F.H : Ma réponse sera ambivalente. Quelqu'un a un accident
sur la route, ce qui provoque une hémorragie et un terrible stress
: ce dernier est parfaitement inutile et peut être supprimé -
il existe des drogues anti-stress. Par contre, si quelqu'un vient
de perdre son conjoint et se retrouve en état de stress, il faudra
agir avec nuance: on peut tenter d'amoindrir le choc, pour que
la personne ne tombe pas malade, mais effacer le stress en tant
que phénomène psychique serait nuisible et ridicule s'il empêche
la prise de conscience.
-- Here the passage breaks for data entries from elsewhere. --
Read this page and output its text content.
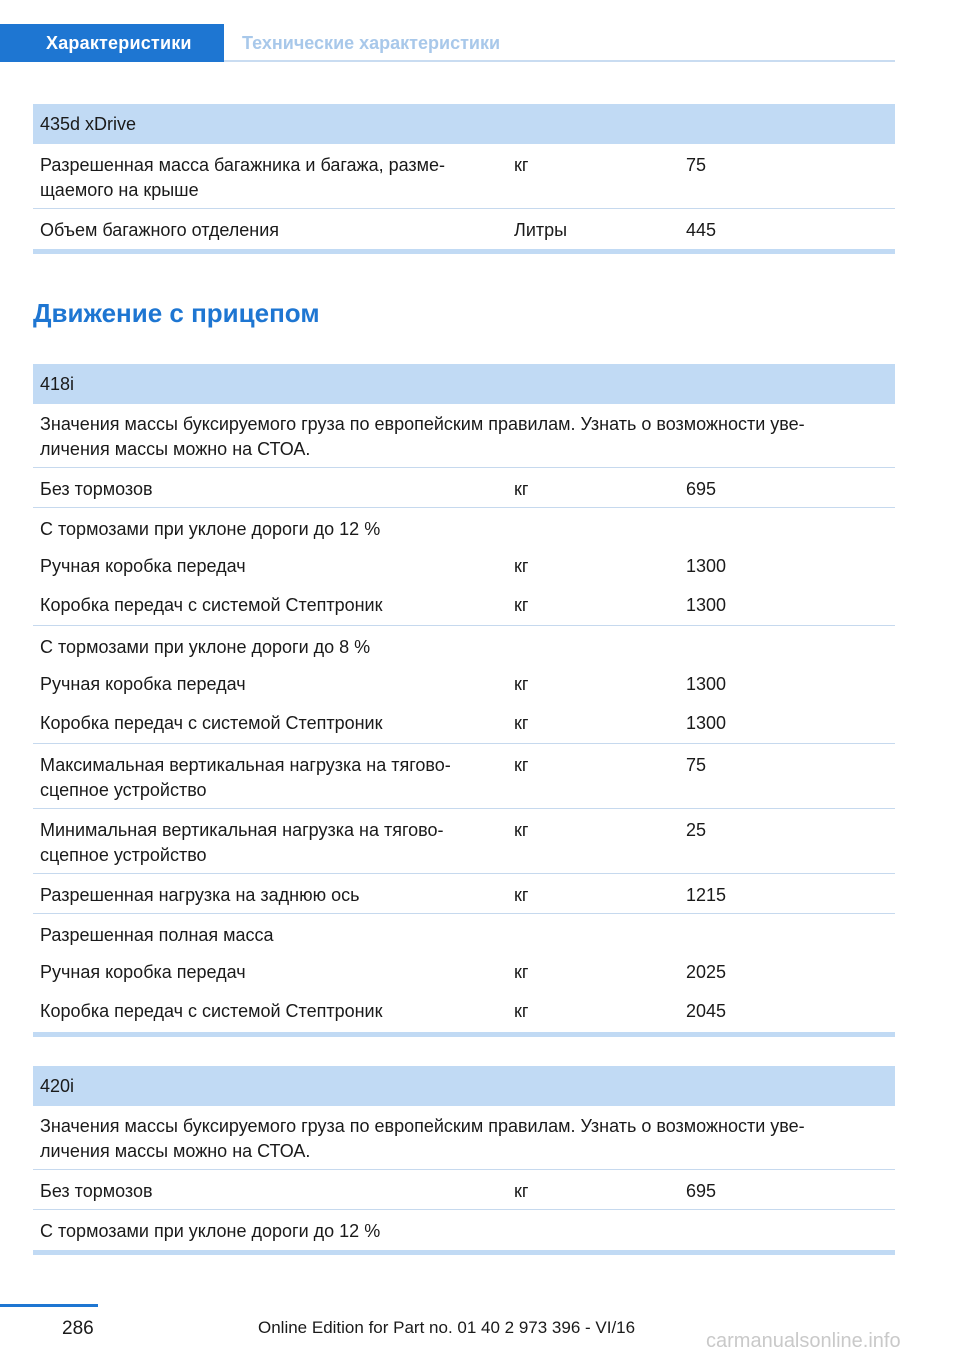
Характеристики	Технические характеристики
435d xDrive
Разрешенная масса багажника и багажа, разме-
щаемого на крыше
кг	75
Объем багажного отделения	Литры	445
Движение с прицепом
418i
Значения массы буксируемого груза по европейским правилам. Узнать о возможности уве-
личения массы можно на СТОА.
Без тормозов	кг	695
С тормозами при уклоне дороги до 12 %
Ручная коробка передач	кг	1300
Коробка передач с системой Стептроник	кг	1300
С тормозами при уклоне дороги до 8 %
Ручная коробка передач	кг	1300
Коробка передач с системой Стептроник	кг	1300
Максимальная вертикальная нагрузка на тягово-
сцепное устройство
кг	75
Минимальная вертикальная нагрузка на тягово-
сцепное устройство
кг	25
Разрешенная нагрузка на заднюю ось	кг	1215
Разрешенная полная масса
Ручная коробка передач	кг	2025
Коробка передач с системой Стептроник	кг	2045
420i
Значения массы буксируемого груза по европейским правилам. Узнать о возможности уве-
личения массы можно на СТОА.
Без тормозов	кг	695
С тормозами при уклоне дороги до 12 %
286	Online Edition for Part no. 01 40 2 973 396 - VI/16
carmanualsonline.info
Plus on avance, plus on s'aperçoit que
l'être humain est une entité hypersophistiquée, toujours en équilibre
provisoire, et qu'il faut toujours agir avec nuance. Quant à la
science, elle peut parfois répondre au « comment » , mais jamais
au « pourquoi ». Face au « pourquoi », quelle que soit
votre culture, que vous soyez aborigène d'Australie ou technocrate
de New York, chacun se retrouve au même niveau.